Pour ces raisons, j’ai toujours été de fréquentation difficile, et ce fut une des causes qui me firent éviter les grands repas. Pourtant je ne repousse ni n’éloigne les gens honnêtes et bons, surtout les malheureux, ceux envers qui j’ai des obligations ou les personnes raisonnables.

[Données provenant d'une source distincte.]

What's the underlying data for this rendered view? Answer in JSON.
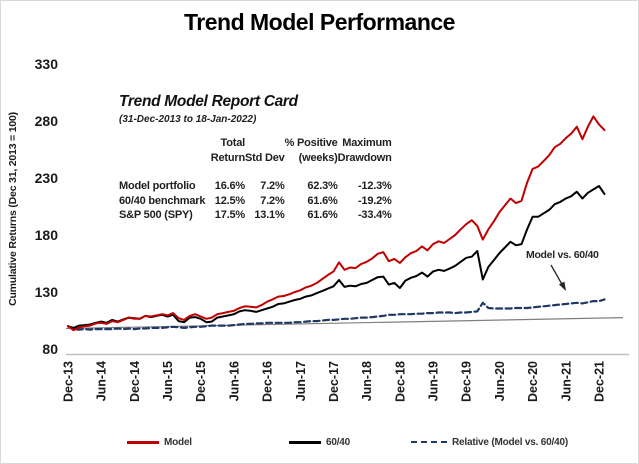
{
  "title": "Trend Model Performance",
  "report_card": {
    "title": "Trend Model Report Card",
    "subtitle": "(31-Dec-2013 to 18-Jan-2022)",
    "columns": [
      {
        "line1": "Total",
        "line2": "Return"
      },
      {
        "line1": "",
        "line2": "Std Dev"
      },
      {
        "line1": "% Positive",
        "line2": "(weeks)"
      },
      {
        "line1": "Maximum",
        "line2": "Drawdown"
      }
    ],
    "rows": [
      {
        "label": "Model portfolio",
        "total_return": "16.6%",
        "std_dev": "7.2%",
        "pct_positive": "62.3%",
        "max_drawdown": "-12.3%"
      },
      {
        "label": "60/40 benchmark",
        "total_return": "12.5%",
        "std_dev": "7.2%",
        "pct_positive": "61.6%",
        "max_drawdown": "-19.2%"
      },
      {
        "label": "S&P 500 (SPY)",
        "total_return": "17.5%",
        "std_dev": "13.1%",
        "pct_positive": "61.6%",
        "max_drawdown": "-33.4%"
      }
    ]
  },
  "annotation": {
    "label": "Model vs. 60/40"
  },
  "chart_data": {
    "type": "line",
    "title": "Trend Model Performance",
    "ylabel": "Cumulative Returns (Dec 31, 2013 = 100)",
    "ylim": [
      80,
      330
    ],
    "yticks": [
      330,
      280,
      230,
      180,
      130,
      80
    ],
    "x_start": "Dec-2013",
    "x_end": "Jan-2022",
    "x_interval": "monthly",
    "xticklabels": [
      "Dec-13",
      "Jun-14",
      "Dec-14",
      "Jun-15",
      "Dec-15",
      "Jun-16",
      "Dec-16",
      "Jun-17",
      "Dec-17",
      "Jun-18",
      "Dec-18",
      "Jun-19",
      "Dec-19",
      "Jun-20",
      "Dec-20",
      "Jun-21",
      "Dec-21"
    ],
    "grid": false,
    "legend_position": "bottom",
    "series": [
      {
        "name": "Model",
        "color": "#C00000",
        "style": "solid",
        "values": [
          100,
          96.5,
          99,
          100,
          100.5,
          102.5,
          103,
          102,
          104.5,
          103.5,
          105.5,
          107.5,
          106.5,
          106.5,
          109,
          108.5,
          109.5,
          110.5,
          109.5,
          111.5,
          107,
          105.5,
          109,
          110.5,
          108.5,
          106.5,
          107.5,
          110.5,
          111.5,
          112.5,
          113.5,
          116,
          117.5,
          117,
          116.5,
          118.5,
          121.5,
          123.5,
          126,
          126.5,
          128,
          130,
          131.5,
          134,
          135.5,
          138,
          141.5,
          145,
          148,
          156,
          149.5,
          151.5,
          151,
          154.5,
          156.5,
          159.5,
          163.5,
          165,
          157,
          159,
          155.5,
          160.5,
          164,
          166,
          170,
          166.5,
          172,
          174.5,
          173,
          176.5,
          180,
          185,
          189.5,
          193,
          188,
          176,
          185,
          192,
          200,
          206,
          212,
          208,
          210,
          226,
          238,
          240,
          245,
          250,
          257,
          260,
          265,
          269,
          275,
          264,
          275,
          284,
          277,
          272
        ]
      },
      {
        "name": "60/40",
        "color": "#000000",
        "style": "solid",
        "values": [
          100,
          98.5,
          100.5,
          101,
          101.5,
          103,
          104,
          103,
          105.5,
          104,
          106,
          107.5,
          107,
          106.5,
          109,
          108,
          109,
          110,
          108.5,
          110,
          104.5,
          103.5,
          107.5,
          108,
          106.5,
          103.5,
          104,
          107.5,
          108.5,
          109.5,
          110.5,
          113,
          114,
          113.5,
          112.5,
          114,
          115.5,
          117,
          119.5,
          120,
          121.5,
          123,
          124,
          126,
          127,
          129,
          131,
          133,
          135,
          140.5,
          134.5,
          135.5,
          135,
          137,
          138,
          140.5,
          143,
          143.5,
          136.5,
          138,
          133.5,
          140,
          142.5,
          144,
          147,
          143.5,
          148,
          149.5,
          148.5,
          150.5,
          153,
          156.5,
          160,
          161,
          166,
          141,
          152,
          158,
          164,
          169,
          174,
          171,
          172,
          185,
          196,
          196,
          199,
          202,
          207,
          209,
          212,
          214,
          218,
          212,
          217,
          220,
          223,
          216
        ]
      },
      {
        "name": "Relative (Model vs. 60/40)",
        "color": "#1F3864",
        "style": "dashed",
        "values": [
          100,
          97.5,
          97,
          97.5,
          97,
          97.5,
          97.5,
          97.5,
          97.5,
          98,
          97.5,
          98,
          97.5,
          98,
          98,
          98.5,
          98.5,
          98.5,
          99,
          99.5,
          99,
          98.5,
          99,
          99.5,
          99.5,
          100,
          100.5,
          100.5,
          100.5,
          100.5,
          101,
          101.5,
          102,
          102,
          102.5,
          102.5,
          103,
          103,
          103,
          103,
          103,
          103.5,
          103.5,
          104,
          104.5,
          104.5,
          105,
          105.5,
          105.5,
          106,
          106.5,
          106.5,
          107,
          107.5,
          107.5,
          108,
          108.5,
          109,
          110,
          110,
          110.5,
          110.5,
          110.5,
          111,
          111,
          111.5,
          111.5,
          112,
          112,
          112,
          111.5,
          112,
          112,
          112.5,
          113,
          120.5,
          116,
          115.5,
          115.5,
          115.5,
          115.5,
          116,
          116,
          116,
          116.5,
          117,
          117.5,
          118,
          118.5,
          119,
          119.5,
          120,
          120.5,
          120,
          121,
          122,
          122,
          123.5
        ]
      }
    ],
    "trendline": {
      "color": "#7F7F7F",
      "start_value": 98,
      "end_value": 107.5
    }
  }
}
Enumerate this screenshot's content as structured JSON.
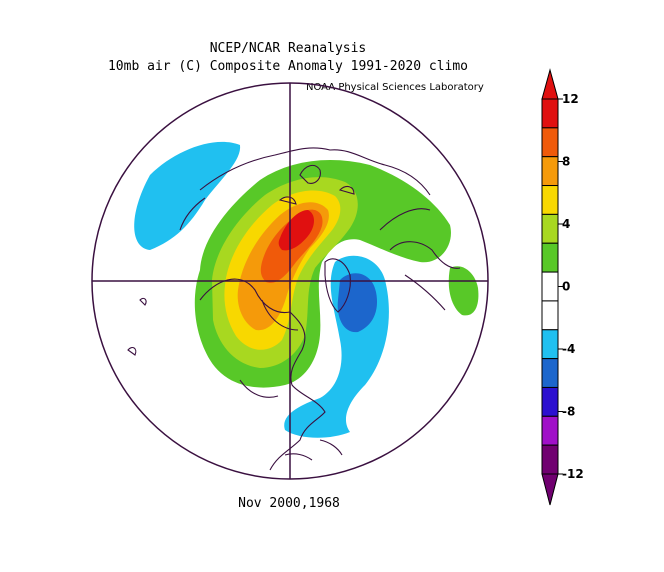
{
  "header": {
    "title": "NCEP/NCAR Reanalysis",
    "subtitle": "10mb air (C) Composite Anomaly 1991-2020 climo",
    "credit": "NOAA Physical Sciences Laboratory"
  },
  "footer": {
    "date": "Nov 2000,1968"
  },
  "colorbar": {
    "ticks": [
      "12",
      "8",
      "4",
      "0",
      "-4",
      "-8",
      "-12"
    ],
    "bands": [
      "#e01010",
      "#f05a0a",
      "#f59a0a",
      "#f8d800",
      "#a8d820",
      "#58c828",
      "#ffffff",
      "#ffffff",
      "#20c0f0",
      "#1c66cc",
      "#2c10d0",
      "#a010c8",
      "#700070"
    ]
  },
  "map": {
    "projection": "north-polar-stereographic",
    "colors": {
      "cyan": "#20c0f0",
      "blue": "#1c66cc",
      "green": "#58c828",
      "lightgreen": "#a8d820",
      "yellow": "#f8d800",
      "orange": "#f59a0a",
      "darkorange": "#f05a0a",
      "red": "#e01010",
      "coast": "#3a1040"
    }
  }
}
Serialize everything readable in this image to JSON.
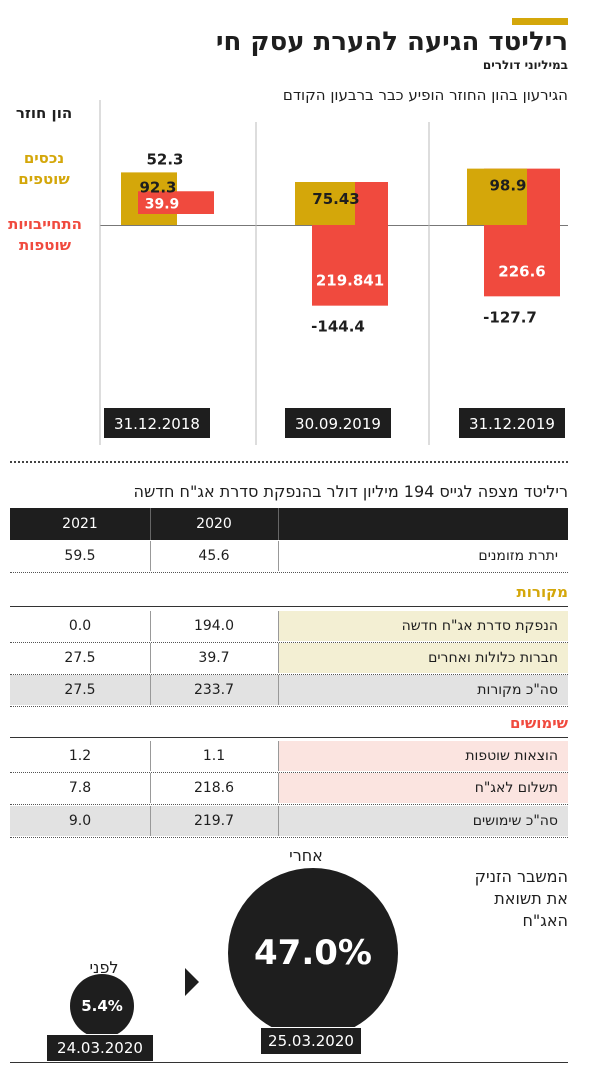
{
  "header": {
    "title": "ריליטד הגיעה להערת עסק חי",
    "subtitle": "במיליוני דולרים",
    "chart_subtitle": "הגירעון בהון החוזר הופיע כבר ברבעון הקודם"
  },
  "legend": {
    "working_capital": "הון חוזר",
    "current_assets": "נכסים\nשוטפים",
    "current_liabilities": "התחייבויות\nשוטפות"
  },
  "colors": {
    "assets": "#d4a70a",
    "liabilities": "#f04a3e",
    "dark": "#1e1e1e",
    "sources_fill": "#f3efd3",
    "uses_fill": "#fbe4e0",
    "total_fill": "#e2e2e2"
  },
  "chart_data": {
    "type": "bar",
    "categories": [
      "31.12.2018",
      "30.09.2019",
      "31.12.2019"
    ],
    "series": [
      {
        "name": "נכסים שוטפים",
        "values": [
          92.3,
          75.43,
          98.9
        ]
      },
      {
        "name": "התחייבויות שוטפות",
        "values": [
          39.9,
          219.841,
          226.6
        ]
      },
      {
        "name": "הון חוזר",
        "values": [
          52.3,
          -144.4,
          -127.7
        ]
      }
    ],
    "value_labels": {
      "assets": [
        "92.3",
        "75.43",
        "98.9"
      ],
      "liabilities": [
        "39.9",
        "219.841",
        "226.6"
      ],
      "working_capital": [
        "52.3",
        "-144.4",
        "-127.7"
      ]
    }
  },
  "table": {
    "title": "ריליטד מצפה לגייס 194 מיליון דולר בהנפקת סדרת אג\"ח חדשה",
    "col_2020": "2020",
    "col_2021": "2021",
    "cash_row": {
      "label": "יתרת מזומנים",
      "v2020": "45.6",
      "v2021": "59.5"
    },
    "sources_head": "מקורות",
    "sources": [
      {
        "label": "הנפקת סדרת אג\"ח חדשה",
        "v2020": "194.0",
        "v2021": "0.0"
      },
      {
        "label": "חברות כלולות ואחרים",
        "v2020": "39.7",
        "v2021": "27.5"
      },
      {
        "label": "סה\"כ מקורות",
        "v2020": "233.7",
        "v2021": "27.5"
      }
    ],
    "uses_head": "שימושים",
    "uses": [
      {
        "label": "הוצאות שוטפות",
        "v2020": "1.1",
        "v2021": "1.2"
      },
      {
        "label": "תשלום לאג\"ח",
        "v2020": "218.6",
        "v2021": "7.8"
      },
      {
        "label": "סה\"כ שימושים",
        "v2020": "219.7",
        "v2021": "9.0"
      }
    ]
  },
  "yield_compare": {
    "caption": "המשבר הזניק\nאת תשואת\nהאג\"ח",
    "before_label": "לפני",
    "before_value": "5.4%",
    "before_date": "24.03.2020",
    "after_label": "אחרי",
    "after_value": "47.0%",
    "after_date": "25.03.2020",
    "arrow_icon": "triangle-right"
  }
}
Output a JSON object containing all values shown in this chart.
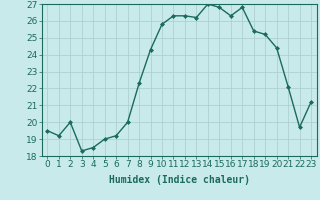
{
  "x": [
    0,
    1,
    2,
    3,
    4,
    5,
    6,
    7,
    8,
    9,
    10,
    11,
    12,
    13,
    14,
    15,
    16,
    17,
    18,
    19,
    20,
    21,
    22,
    23
  ],
  "y": [
    19.5,
    19.2,
    20.0,
    18.3,
    18.5,
    19.0,
    19.2,
    20.0,
    22.3,
    24.3,
    25.8,
    26.3,
    26.3,
    26.2,
    27.0,
    26.8,
    26.3,
    26.8,
    25.4,
    25.2,
    24.4,
    22.1,
    19.7,
    21.2
  ],
  "line_color": "#1a6b5a",
  "marker": "D",
  "markersize": 2.0,
  "bg_color": "#c8eaea",
  "grid_color": "#b0d0d0",
  "xlabel": "Humidex (Indice chaleur)",
  "ylim": [
    18,
    27
  ],
  "xlim_min": -0.5,
  "xlim_max": 23.5,
  "yticks": [
    18,
    19,
    20,
    21,
    22,
    23,
    24,
    25,
    26,
    27
  ],
  "xticks": [
    0,
    1,
    2,
    3,
    4,
    5,
    6,
    7,
    8,
    9,
    10,
    11,
    12,
    13,
    14,
    15,
    16,
    17,
    18,
    19,
    20,
    21,
    22,
    23
  ],
  "xlabel_fontsize": 7,
  "tick_fontsize": 6.5,
  "linewidth": 1.0
}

Mais on dira : l’homme est un animal sociable, et que feras-tu quand tu renonces, en agissant ainsi, à toute action dans le monde, à tes amis ? que pourras-tu ? Tu tires gloire d’avoir des amis puissants. C’est donc une vaine jactance, et pour quel profit ? S’il y a des gens qui sachent leur plaire, pendant les repas, avec des plaisanteries et des jeux, pourquoi tes amis les laisseraient-ils pour s’attacher à toi ? À quoi te serviront tes études, s’ils s’en désintéressent. « Ton savoir n’est rien, si personne ne sait que tu sais. » Enfin, si tu manques de ce qui est nécessaire à la nature, tu souffriras beaucoup de désagréments.

Je sais qu’on peut me faire ces objections, mais je n’ignore pas que bien des choses (320) paraissent pénibles et absurdes qui, à l’usage, changent d’aspect, comme, à l’inverse, des choses agréables et utiles au premier regard sont autrement absurdes et pénibles. Et ma façon d’agir m’a, le plus souvent, conservé ce qui est suffisant, les amis dont j’ai parlé et qui m’ont accueilli. Ils me suffisent en effet et ils sont pour moi plus utiles qu’une foule et plus sûrs.